Goldman Sachs Wants Do-Over on Solar Model That Once Boomed

(Bloomberg) -- More than three years after Wall Street soured on an investment model for renewable energy, Goldman Sachs Group Inc. is trying to reinvent it.

The firm has launched a so-called yieldco, which buys clean-power projects and pays investors dividends from electricity sales. Goldman has sketched out plans to take the company public in the next few years.

The effort is the latest sign of a comeback for a business structure that fell out of favor in 2015 as clean-energy giant SunEdison Inc. began careening toward bankruptcy after a multibillion-dollar acquisition binge. Goldman was an early champion of the model, and as demand for solar surges the bank is betting a rejiggered version will appeal to investors hungry for steady returns.

“This is a world that continues to be yield-starved,” Jon Yoder, head of the Goldman Sachs Asset Management renewable power group, said in an interview.
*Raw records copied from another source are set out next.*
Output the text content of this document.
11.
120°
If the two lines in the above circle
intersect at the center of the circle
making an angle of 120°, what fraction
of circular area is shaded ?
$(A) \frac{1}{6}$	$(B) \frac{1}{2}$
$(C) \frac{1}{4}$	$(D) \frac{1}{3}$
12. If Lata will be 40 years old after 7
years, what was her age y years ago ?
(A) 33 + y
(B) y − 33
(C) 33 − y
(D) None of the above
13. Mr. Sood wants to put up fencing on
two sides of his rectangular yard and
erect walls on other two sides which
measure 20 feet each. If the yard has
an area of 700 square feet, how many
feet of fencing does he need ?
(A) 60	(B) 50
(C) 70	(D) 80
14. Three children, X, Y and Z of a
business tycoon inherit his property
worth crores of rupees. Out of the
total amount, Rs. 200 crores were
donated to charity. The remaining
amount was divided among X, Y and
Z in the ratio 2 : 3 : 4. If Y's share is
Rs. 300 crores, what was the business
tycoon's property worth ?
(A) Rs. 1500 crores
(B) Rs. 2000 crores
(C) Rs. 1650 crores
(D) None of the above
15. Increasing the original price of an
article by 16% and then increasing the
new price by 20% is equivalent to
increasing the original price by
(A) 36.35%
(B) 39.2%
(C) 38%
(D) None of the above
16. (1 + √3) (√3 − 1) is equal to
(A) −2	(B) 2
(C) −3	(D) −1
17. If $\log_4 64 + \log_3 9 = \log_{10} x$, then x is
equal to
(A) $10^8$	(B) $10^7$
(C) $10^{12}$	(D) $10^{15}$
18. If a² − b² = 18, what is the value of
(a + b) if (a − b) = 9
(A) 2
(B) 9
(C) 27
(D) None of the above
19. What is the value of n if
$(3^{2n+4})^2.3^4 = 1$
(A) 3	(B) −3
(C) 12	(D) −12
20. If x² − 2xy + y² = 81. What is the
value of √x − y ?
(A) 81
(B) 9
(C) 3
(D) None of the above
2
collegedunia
Goldman Sachs Wants Do-Over on Solar Model That Once Boomed

The move feeds into Goldman’s push for more stable, recurring, fee-based revenue as it leans away from the historically strong trading and investment-banking operations that helped build it into a powerhouse. Goldman has made it a priority to grow its alternative-asset management business and is taking steps to bring disparate investing efforts under one roof to spur growth.

Goldman has raised about $4 billion of equity and debt for the yieldco, with about $100 million from the bank and its employees. It has amassed 1 gigawatts of solar arrays, enough to power about 725,000 homes. Most have long-term contracts to sell power to investment-grade buyers, including schools, corporations and federal, state and local government agencies.
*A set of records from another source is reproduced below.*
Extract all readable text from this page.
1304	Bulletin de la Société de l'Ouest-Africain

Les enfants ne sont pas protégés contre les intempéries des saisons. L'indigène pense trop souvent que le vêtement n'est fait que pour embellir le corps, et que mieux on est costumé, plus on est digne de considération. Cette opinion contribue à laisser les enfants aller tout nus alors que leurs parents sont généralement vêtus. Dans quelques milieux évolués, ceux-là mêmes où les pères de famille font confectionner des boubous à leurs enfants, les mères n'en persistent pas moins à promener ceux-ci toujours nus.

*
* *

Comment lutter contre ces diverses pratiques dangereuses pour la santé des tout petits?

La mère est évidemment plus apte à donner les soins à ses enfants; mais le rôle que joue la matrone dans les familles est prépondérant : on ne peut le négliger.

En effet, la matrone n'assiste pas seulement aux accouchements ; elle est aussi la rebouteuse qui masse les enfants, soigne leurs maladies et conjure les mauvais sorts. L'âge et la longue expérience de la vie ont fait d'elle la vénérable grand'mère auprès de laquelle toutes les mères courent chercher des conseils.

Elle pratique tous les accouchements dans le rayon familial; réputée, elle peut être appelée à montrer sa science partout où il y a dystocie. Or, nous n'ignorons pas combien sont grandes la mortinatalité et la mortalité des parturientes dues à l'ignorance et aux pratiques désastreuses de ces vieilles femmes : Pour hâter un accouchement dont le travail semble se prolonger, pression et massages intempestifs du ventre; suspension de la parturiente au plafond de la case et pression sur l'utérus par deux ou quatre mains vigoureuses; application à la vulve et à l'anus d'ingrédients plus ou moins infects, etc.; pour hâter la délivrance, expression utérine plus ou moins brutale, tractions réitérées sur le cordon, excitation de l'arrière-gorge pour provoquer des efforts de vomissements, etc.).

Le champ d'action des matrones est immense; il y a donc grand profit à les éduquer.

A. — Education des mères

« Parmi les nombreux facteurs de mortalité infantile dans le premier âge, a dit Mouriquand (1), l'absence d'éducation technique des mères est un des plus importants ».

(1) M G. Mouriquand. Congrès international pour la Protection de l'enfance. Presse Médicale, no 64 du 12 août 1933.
Goldman Sachs Wants Do-Over on Solar Model That Once Boomed

Yieldcos first emerged more than six years ago in the U.S. and became major growth engines for renewable power. The idea seemed simple: developers could sell solar farms to publicly-traded yieldcos they controlled, then use the cash to build even more. Yieldcos, meanwhile, used revenue from electricity sales to pay shareholders dividends. As yieldcos bought more plants, they promised dividends would continuously grow.

Investors liked the story. They could support clean energy while reaping returns guaranteed by long-term power-supply contracts. Eight North American yieldcos went public between 2013 and 2015.

Then came the collapse of SunEdison, which relied on two yieldcos to finance its dizzying buying binge. As the company expanded, questions arose about its governance, and investors began to doubt whether the yieldcos could continue to pay rising dividends. Then renewable energy development slowed, and Wall Street cooled on solar stocks. No major yieldcos have gone public in the U.S. since 2015.

Rising Again

Now investors are warming to solar again. A global solar index maintained by Bloomberg is up about 20% in 2019 after declining four of the last five years. And shares of the four biggest publicly traded U.S. yieldcos are up an average of 30% this year, with TerraForm Power Inc. and Pattern Energy Group Inc. up about 50%.

One thing that tripped up early yieldcos was an inherent conflict of interest: The developers selling power plants to yieldcos were often their parent companies. Consequently, Wall Street will watch closely to see how any new yieldcos will be structured, said Sophie Karp, an analyst at KeyBanc Capital Markets Inc.

“Investors would be super-focused on governance issues,” she said in an interview.

Goldman will buy assets from unrelated companies, and it won’t be marketed as a huge growth engine like earlier yieldcos, Yoder said.

“This isn’t a growth stock -- this is a dividend play,” he said.